The Trump administration has also proposed policies for items like paid family leave and affordable child care, an effort led by the president’s daughter Ivanka Trump, who has framed the initiatives as economic ones. Politically, family policies appeal to a group that both parties are trying to court, suburban women.
Yet very few family policies have been put into place while Mr. Trump has been in office, and the ones that have, like an expanded child tax credit and more money for child care for low-income families, have been minimal and have not reached all the families that need help.
In response to the pandemic caregiving crisis, Democrats have introduced bills to provide more parents with paid leave while schools are closed and to invest billions to save the child care industry, but most Republicans have not supported them.
In general, Republicans have resisted any caregiving policy that would be paid for through a tax increase, which most of the Democratic plans would. For example, Mr. Trump has endorsed a bipartisan bill that would provide leave for new parents by letting them collect their own future child tax credits early and receive smaller credits later.

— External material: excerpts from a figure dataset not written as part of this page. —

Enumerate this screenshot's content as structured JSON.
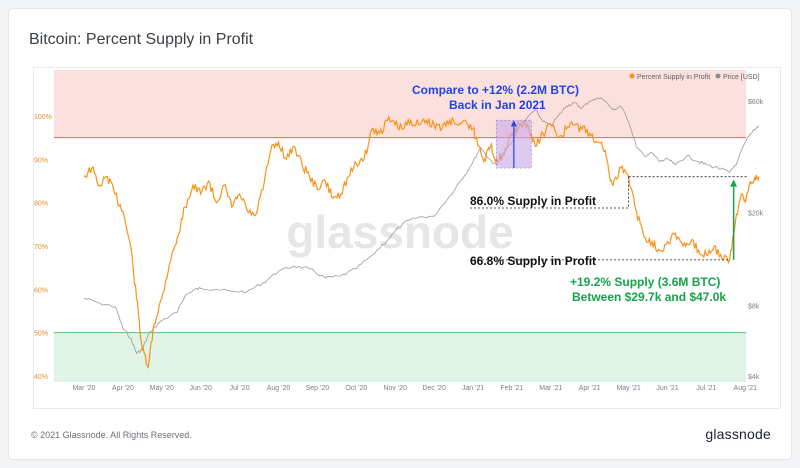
{
  "title": "Bitcoin: Percent Supply in Profit",
  "footer": {
    "copyright": "© 2021 Glassnode. All Rights Reserved.",
    "logo": "glassnode"
  },
  "watermark": "glassnode",
  "colors": {
    "supply_line": "#f7931a",
    "price_line": "#9a9a9a",
    "upper_band": "#fbd5d3",
    "upper_line": "#e06a61",
    "lower_band": "#d9f2e3",
    "lower_line": "#57c07e",
    "annotation_blue": "#1e44e6",
    "annotation_green": "#16a34a",
    "highlight_box": "#c9a8e8"
  },
  "annotations": {
    "compare_line1": "Compare to +12% (2.2M BTC)",
    "compare_line2": "Back in Jan 2021",
    "level_high": "86.0% Supply in Profit",
    "level_low": "66.8% Supply in Profit",
    "gain_line1": "+19.2% Supply (3.6M BTC)",
    "gain_line2": "Between $29.7k and $47.0k"
  },
  "chart_data": {
    "type": "line",
    "title": "Bitcoin: Percent Supply in Profit",
    "legend": {
      "placement": "top-right",
      "entries": [
        "Percent Supply in Profit",
        "Price [USD]"
      ]
    },
    "x_ticks": [
      "Mar '20",
      "Apr '20",
      "May '20",
      "Jun '20",
      "Jul '20",
      "Aug '20",
      "Sep '20",
      "Oct '20",
      "Nov '20",
      "Dec '20",
      "Jan '21",
      "Feb '21",
      "Mar '21",
      "Apr '21",
      "May '21",
      "Jun '21",
      "Jul '21",
      "Aug '21"
    ],
    "y_left": {
      "ticks": [
        "40%",
        "50%",
        "60%",
        "70%",
        "80%",
        "90%",
        "100%"
      ],
      "range": [
        40,
        100
      ]
    },
    "y_right": {
      "ticks": [
        "$4k",
        "$8k",
        "$20k",
        "$60k"
      ],
      "scale": "log",
      "range": [
        4000,
        60000
      ]
    },
    "bands": {
      "upper_threshold": 95,
      "lower_threshold": 50
    },
    "series": [
      {
        "name": "Percent Supply in Profit",
        "axis": "left",
        "points": [
          [
            0.0,
            86
          ],
          [
            0.2,
            88
          ],
          [
            0.4,
            84
          ],
          [
            0.6,
            86
          ],
          [
            0.8,
            82
          ],
          [
            1.0,
            78
          ],
          [
            1.2,
            70
          ],
          [
            1.35,
            58
          ],
          [
            1.5,
            46
          ],
          [
            1.65,
            42
          ],
          [
            1.8,
            52
          ],
          [
            2.0,
            58
          ],
          [
            2.2,
            66
          ],
          [
            2.4,
            72
          ],
          [
            2.6,
            79
          ],
          [
            2.8,
            84
          ],
          [
            3.0,
            82
          ],
          [
            3.2,
            85
          ],
          [
            3.4,
            80
          ],
          [
            3.6,
            84
          ],
          [
            3.8,
            79
          ],
          [
            4.0,
            82
          ],
          [
            4.2,
            78
          ],
          [
            4.4,
            77
          ],
          [
            4.6,
            83
          ],
          [
            4.8,
            92
          ],
          [
            5.0,
            94
          ],
          [
            5.2,
            90
          ],
          [
            5.4,
            93
          ],
          [
            5.6,
            89
          ],
          [
            5.8,
            86
          ],
          [
            6.0,
            83
          ],
          [
            6.2,
            85
          ],
          [
            6.4,
            81
          ],
          [
            6.6,
            82
          ],
          [
            6.8,
            86
          ],
          [
            7.0,
            89
          ],
          [
            7.2,
            90
          ],
          [
            7.4,
            97
          ],
          [
            7.6,
            96
          ],
          [
            7.8,
            99
          ],
          [
            8.0,
            98
          ],
          [
            8.2,
            97
          ],
          [
            8.4,
            99
          ],
          [
            8.6,
            98
          ],
          [
            8.8,
            99
          ],
          [
            9.0,
            98
          ],
          [
            9.2,
            97
          ],
          [
            9.4,
            99
          ],
          [
            9.6,
            98
          ],
          [
            9.8,
            99
          ],
          [
            10.0,
            97
          ],
          [
            10.15,
            93
          ],
          [
            10.3,
            90
          ],
          [
            10.45,
            93
          ],
          [
            10.6,
            90
          ],
          [
            10.8,
            91
          ],
          [
            11.0,
            96
          ],
          [
            11.2,
            98
          ],
          [
            11.4,
            98
          ],
          [
            11.6,
            93
          ],
          [
            11.8,
            96
          ],
          [
            12.0,
            98
          ],
          [
            12.2,
            95
          ],
          [
            12.4,
            97
          ],
          [
            12.6,
            98
          ],
          [
            12.8,
            97
          ],
          [
            13.0,
            96
          ],
          [
            13.2,
            94
          ],
          [
            13.4,
            92
          ],
          [
            13.5,
            87
          ],
          [
            13.6,
            84
          ],
          [
            13.8,
            88
          ],
          [
            14.0,
            86
          ],
          [
            14.2,
            78
          ],
          [
            14.4,
            72
          ],
          [
            14.6,
            71
          ],
          [
            14.8,
            69
          ],
          [
            15.0,
            71
          ],
          [
            15.2,
            73
          ],
          [
            15.4,
            70
          ],
          [
            15.6,
            71
          ],
          [
            15.8,
            69
          ],
          [
            16.0,
            68
          ],
          [
            16.2,
            70
          ],
          [
            16.4,
            67
          ],
          [
            16.6,
            66.8
          ],
          [
            16.75,
            76
          ],
          [
            16.9,
            82
          ],
          [
            17.0,
            80
          ],
          [
            17.1,
            84
          ],
          [
            17.25,
            86
          ],
          [
            17.35,
            86
          ]
        ]
      },
      {
        "name": "Price [USD]",
        "axis": "right",
        "points": [
          [
            0.0,
            8600
          ],
          [
            0.4,
            8200
          ],
          [
            0.8,
            7900
          ],
          [
            1.0,
            6400
          ],
          [
            1.2,
            5800
          ],
          [
            1.35,
            5000
          ],
          [
            1.5,
            5200
          ],
          [
            1.7,
            6200
          ],
          [
            2.0,
            6900
          ],
          [
            2.4,
            7500
          ],
          [
            2.6,
            8800
          ],
          [
            2.8,
            9300
          ],
          [
            3.0,
            9500
          ],
          [
            3.4,
            9400
          ],
          [
            3.8,
            9200
          ],
          [
            4.2,
            9200
          ],
          [
            4.6,
            10000
          ],
          [
            5.0,
            11200
          ],
          [
            5.4,
            11800
          ],
          [
            5.8,
            11500
          ],
          [
            6.2,
            10500
          ],
          [
            6.6,
            10700
          ],
          [
            7.0,
            11500
          ],
          [
            7.4,
            13100
          ],
          [
            7.8,
            15200
          ],
          [
            8.2,
            18000
          ],
          [
            8.6,
            19100
          ],
          [
            9.0,
            19300
          ],
          [
            9.4,
            23500
          ],
          [
            9.8,
            29000
          ],
          [
            10.0,
            33000
          ],
          [
            10.2,
            38000
          ],
          [
            10.4,
            34000
          ],
          [
            10.6,
            32000
          ],
          [
            10.8,
            36000
          ],
          [
            11.0,
            40000
          ],
          [
            11.2,
            47000
          ],
          [
            11.4,
            51000
          ],
          [
            11.6,
            55000
          ],
          [
            11.8,
            49000
          ],
          [
            12.0,
            47000
          ],
          [
            12.2,
            52000
          ],
          [
            12.4,
            57000
          ],
          [
            12.6,
            59000
          ],
          [
            12.8,
            56000
          ],
          [
            13.0,
            60000
          ],
          [
            13.3,
            62000
          ],
          [
            13.6,
            55000
          ],
          [
            13.8,
            57000
          ],
          [
            14.0,
            49000
          ],
          [
            14.2,
            38000
          ],
          [
            14.4,
            35000
          ],
          [
            14.6,
            36000
          ],
          [
            14.8,
            33000
          ],
          [
            15.0,
            34000
          ],
          [
            15.2,
            32000
          ],
          [
            15.5,
            35000
          ],
          [
            15.8,
            33000
          ],
          [
            16.0,
            32000
          ],
          [
            16.3,
            31000
          ],
          [
            16.6,
            29700
          ],
          [
            16.8,
            33000
          ],
          [
            17.0,
            40000
          ],
          [
            17.2,
            45000
          ],
          [
            17.35,
            47000
          ]
        ]
      }
    ]
  }
}
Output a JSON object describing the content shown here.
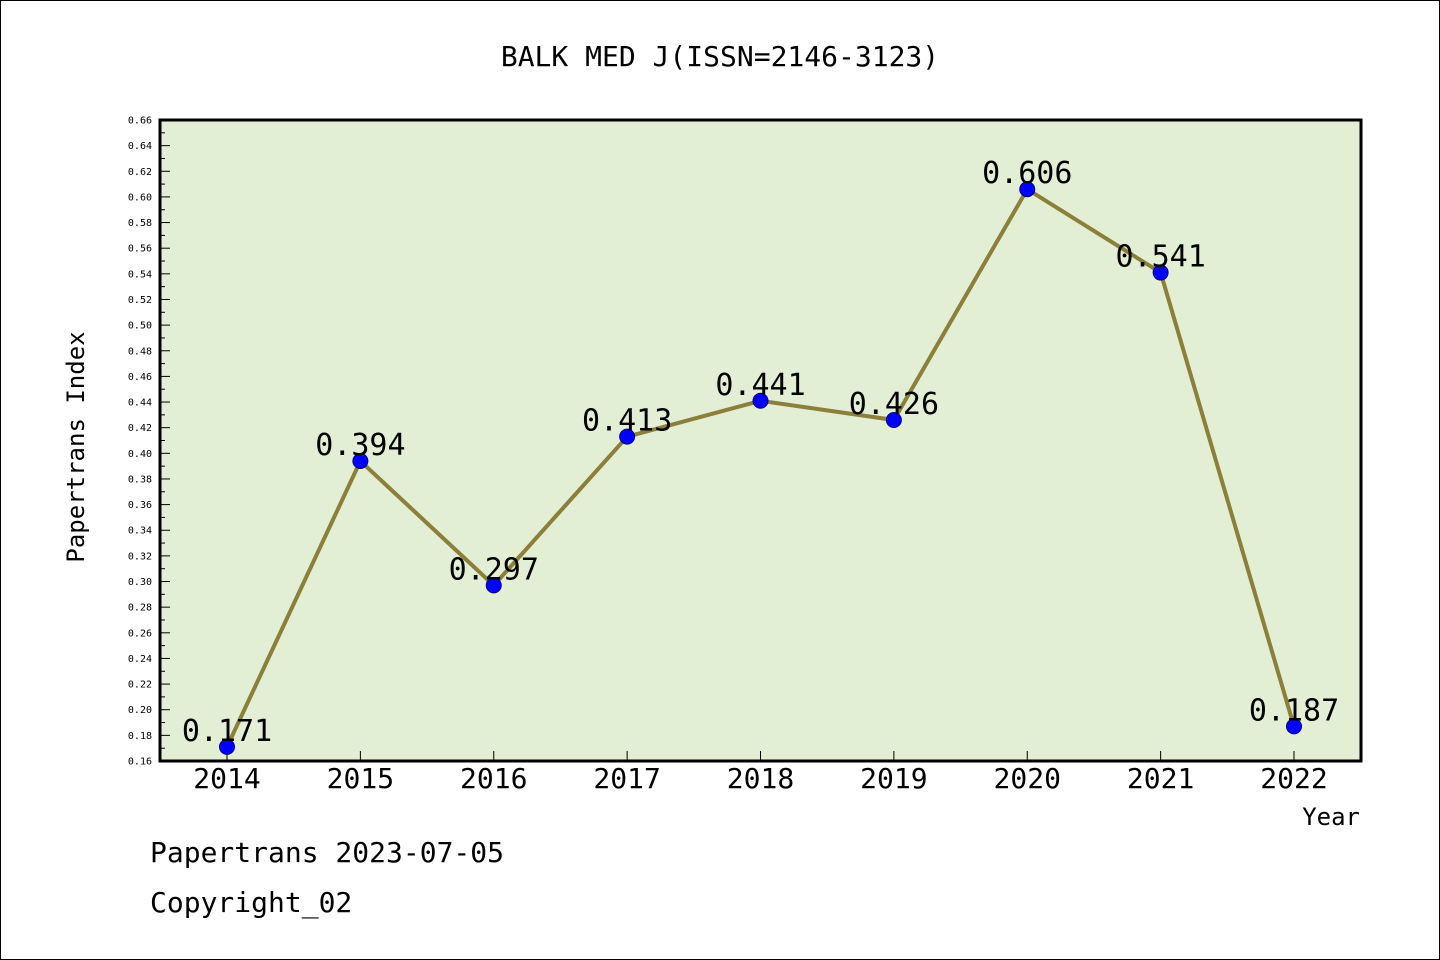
{
  "chart_data": {
    "type": "line",
    "title": "BALK MED J(ISSN=2146-3123)",
    "xlabel": "Year",
    "ylabel": "Papertrans Index",
    "categories": [
      "2014",
      "2015",
      "2016",
      "2017",
      "2018",
      "2019",
      "2020",
      "2021",
      "2022"
    ],
    "series": [
      {
        "values": [
          0.171,
          0.394,
          0.297,
          0.413,
          0.441,
          0.426,
          0.606,
          0.541,
          0.187
        ],
        "data_labels": [
          "0.171",
          "0.394",
          "0.297",
          "0.413",
          "0.441",
          "0.426",
          "0.606",
          "0.541",
          "0.187"
        ]
      }
    ],
    "ylim": [
      0.16,
      0.66
    ],
    "ytick_step": 0.02,
    "grid": false,
    "colors": {
      "plot_background": "#e2efd4",
      "line": "#8b7f3a",
      "marker": "#0000ff",
      "marker_edge": "#000080"
    }
  },
  "footer": {
    "line1": "Papertrans 2023-07-05",
    "line2": "Copyright_02"
  }
}
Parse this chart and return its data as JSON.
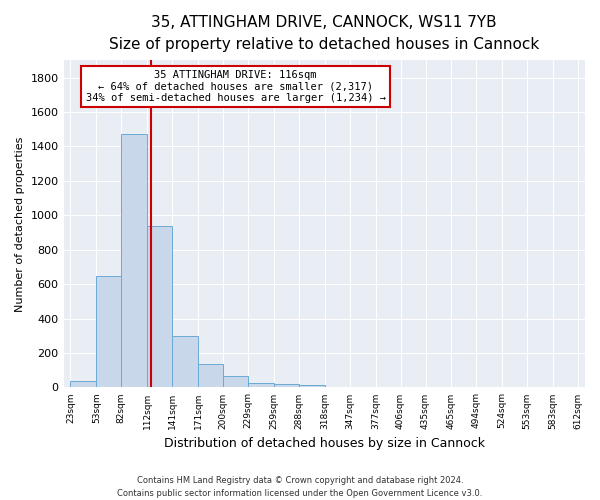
{
  "title_line1": "35, ATTINGHAM DRIVE, CANNOCK, WS11 7YB",
  "title_line2": "Size of property relative to detached houses in Cannock",
  "xlabel": "Distribution of detached houses by size in Cannock",
  "ylabel": "Number of detached properties",
  "bar_edges": [
    23,
    53,
    82,
    112,
    141,
    171,
    200,
    229,
    259,
    288,
    318,
    347,
    377,
    406,
    435,
    465,
    494,
    524,
    553,
    583,
    612
  ],
  "bar_heights": [
    40,
    650,
    1470,
    935,
    300,
    135,
    65,
    25,
    18,
    15,
    5,
    5,
    3,
    2,
    2,
    1,
    1,
    1,
    0,
    0
  ],
  "bar_color": "#c8d8ea",
  "bar_edgecolor": "#6aaad4",
  "vline_x": 116,
  "vline_color": "#cc0000",
  "ylim": [
    0,
    1900
  ],
  "yticks": [
    0,
    200,
    400,
    600,
    800,
    1000,
    1200,
    1400,
    1600,
    1800
  ],
  "annotation_title": "35 ATTINGHAM DRIVE: 116sqm",
  "annotation_line1": "← 64% of detached houses are smaller (2,317)",
  "annotation_line2": "34% of semi-detached houses are larger (1,234) →",
  "annotation_box_facecolor": "#ffffff",
  "annotation_box_edgecolor": "#cc0000",
  "footer_line1": "Contains HM Land Registry data © Crown copyright and database right 2024.",
  "footer_line2": "Contains public sector information licensed under the Open Government Licence v3.0.",
  "fig_facecolor": "#ffffff",
  "ax_facecolor": "#e8eef4",
  "grid_color": "#ffffff",
  "title1_fontsize": 11,
  "title2_fontsize": 9,
  "ylabel_fontsize": 8,
  "xlabel_fontsize": 9
}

Mr. Biden’s campaign said the newly proposed programs, some of which would be operated with state and local officials, would be paid for by rolling back some taxes on real estate investors with incomes over $400,000, as well as by increasing tax enforcement on the wealthy.
In response, the Trump campaign tried to draw attention to the cost of Mr. Biden’s plan. “Instead of pro-job and pro-growth policies, Biden is turning to an old friend — tax hikes and big government,” an email from the campaign said.
Mr. Biden delivered his speech in New Castle, Del., not far from his home in Wilmington, where he has mostly stayed put since the coronavirus began shutting down the country in March. His first economic rollout was focused on reinvigorating manufacturing and strengthening “Buy American” rules; the second was on building the infrastructure of a new, greener economy; and the final one will be about advancing “racial equity,” the campaign has said.